Digital Baby Thermometer
If baby is feeling feverish, then you’ll want to confirm his temperature before deciding on your next course of action. While there are plenty of thermometers for babies in the market to choose from depending on your child’s age and budget, parents with infants under three months should stick to rectal thermometers for safe and accurate readings.
Baby Nail Clippers
It is important to keep bubba’s nails neatly trimmed – a task you might have to do perform more than once a week – to prevent him from scratching himself. A good pair of baby nail clippers will help you in this tricky task. If you’re afraid of nicking the baby’s fingers, the specially rounded blade ends and extra grip around the handles will help you manoeuvre the curve of the fingertips easily.
Infants aren’t able to blow their noses so help baby get some quick relief from a stuffy nose with a nasal aspirator. Bulb syringes are the most basic and cost friendly option to get the job done, but there are plenty of alternatives in the market you could look at.
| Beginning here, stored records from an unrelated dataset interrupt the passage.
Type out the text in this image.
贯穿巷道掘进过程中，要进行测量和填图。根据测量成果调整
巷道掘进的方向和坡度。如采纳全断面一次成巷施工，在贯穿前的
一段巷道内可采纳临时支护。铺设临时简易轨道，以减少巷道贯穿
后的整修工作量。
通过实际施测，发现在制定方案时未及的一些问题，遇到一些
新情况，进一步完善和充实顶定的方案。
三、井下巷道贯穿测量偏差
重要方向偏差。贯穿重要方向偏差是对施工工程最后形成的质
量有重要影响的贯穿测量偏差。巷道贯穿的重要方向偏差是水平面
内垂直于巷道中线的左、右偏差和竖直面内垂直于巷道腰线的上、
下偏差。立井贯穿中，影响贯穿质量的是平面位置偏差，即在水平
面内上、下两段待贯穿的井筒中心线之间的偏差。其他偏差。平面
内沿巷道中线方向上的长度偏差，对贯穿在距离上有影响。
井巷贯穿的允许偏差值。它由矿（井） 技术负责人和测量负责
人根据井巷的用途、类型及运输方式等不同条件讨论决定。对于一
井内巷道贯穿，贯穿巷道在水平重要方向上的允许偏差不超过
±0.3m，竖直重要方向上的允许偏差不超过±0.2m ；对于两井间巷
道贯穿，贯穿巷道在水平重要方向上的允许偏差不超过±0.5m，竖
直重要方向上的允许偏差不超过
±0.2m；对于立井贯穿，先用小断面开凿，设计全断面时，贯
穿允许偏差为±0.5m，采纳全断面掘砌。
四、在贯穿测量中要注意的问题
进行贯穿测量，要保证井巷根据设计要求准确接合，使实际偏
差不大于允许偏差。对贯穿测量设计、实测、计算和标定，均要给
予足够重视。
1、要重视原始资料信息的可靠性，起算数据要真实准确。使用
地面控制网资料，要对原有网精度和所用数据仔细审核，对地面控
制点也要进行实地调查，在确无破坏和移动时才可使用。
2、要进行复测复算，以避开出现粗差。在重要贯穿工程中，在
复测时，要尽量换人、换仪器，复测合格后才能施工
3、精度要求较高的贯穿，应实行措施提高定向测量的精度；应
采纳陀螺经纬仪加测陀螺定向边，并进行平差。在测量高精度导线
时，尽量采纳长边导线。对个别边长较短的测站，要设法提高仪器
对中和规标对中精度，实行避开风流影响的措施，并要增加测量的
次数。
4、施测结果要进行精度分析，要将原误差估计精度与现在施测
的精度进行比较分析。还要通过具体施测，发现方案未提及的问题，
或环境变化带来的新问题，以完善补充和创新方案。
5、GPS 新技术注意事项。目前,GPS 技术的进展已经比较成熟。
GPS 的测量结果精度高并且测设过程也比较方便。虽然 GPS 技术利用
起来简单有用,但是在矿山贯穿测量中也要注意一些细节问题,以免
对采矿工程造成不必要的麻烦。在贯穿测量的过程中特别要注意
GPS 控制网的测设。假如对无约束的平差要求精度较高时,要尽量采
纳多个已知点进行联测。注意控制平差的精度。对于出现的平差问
You can also use the bulb to help clear milk from baby’s nasal passage should he have a choking spell while learning to feed.
Saline Nasal Drops
For babies who have hardened up mucus, parents might want to apply some saline into the nostrils to loosen up the boogers before using the nasal aspirator.
To help sick bubba eat his medicine on time and in the right spoon, use a medicine syringe instead of a dosage spoon. This ensures the medicine goes down entirely into your child’s throat without too much hassle.
Petroleum jelly is a great substitute for dry skin and eczema in a pinch, and can even be applied on diaper rash to protect skin from urine and stool.
Baby Gas Drops
They might not look it, but babies are surprisingly gassy. If burping bubba (or trying other gas-expelling methods) isn’t working out, you can try some Over-the-Counter (OTC) medications to help soothe him. Ask your paediatrician or pharmacist to recommend one, and make sure baby isn’t allergic to its ingredients.
Babies that are fussing or feeling uncomfortable due to fever can be given paracetamol or ibuprofen. As usual, do check with the paediatrician on dosages and additional instructions before administering to your child.
Chinese Traditional Oil
An alternative to administering baby gas drops, Chinese traditional oils such as Ru Yi Oil is believed to be able to dispel wind. As its formula is quite strong, make sure not to apply oil directly onto bubba’s skin. Instead, rub a few drops onto your hand before massaging it on. Also, do patch tests beforehand to ensure skin irritation doesn’t occur.
Oral Electrolyte Solution
Replenish vitamins and minerals, and help prevent dehydration in children who are suffering from diarrhoea or vomiting with electrolyte solutions. Consult with your paediatrician on the appropriate dosage and duration before administering to your child.
Instant Cold Compress
A sure fire way to reduce the swelling that comes with minor bumps and bruises or insect bites, toss a few cold compressors into the freezer so you’ll be ready anytime.
Disinfect minor scrapes or cuts easily with antiseptic creams before dressing the wound accordingly.
Diaper Rash Cream
Diaper rash is a common skin problem that is as easily treated as it is preventable. Soothe bubba’s inflamed skin easily with a diaper rash cream that contains zinc oxide – the ingredient acts as a barrier against moisture that causes the painful rashes.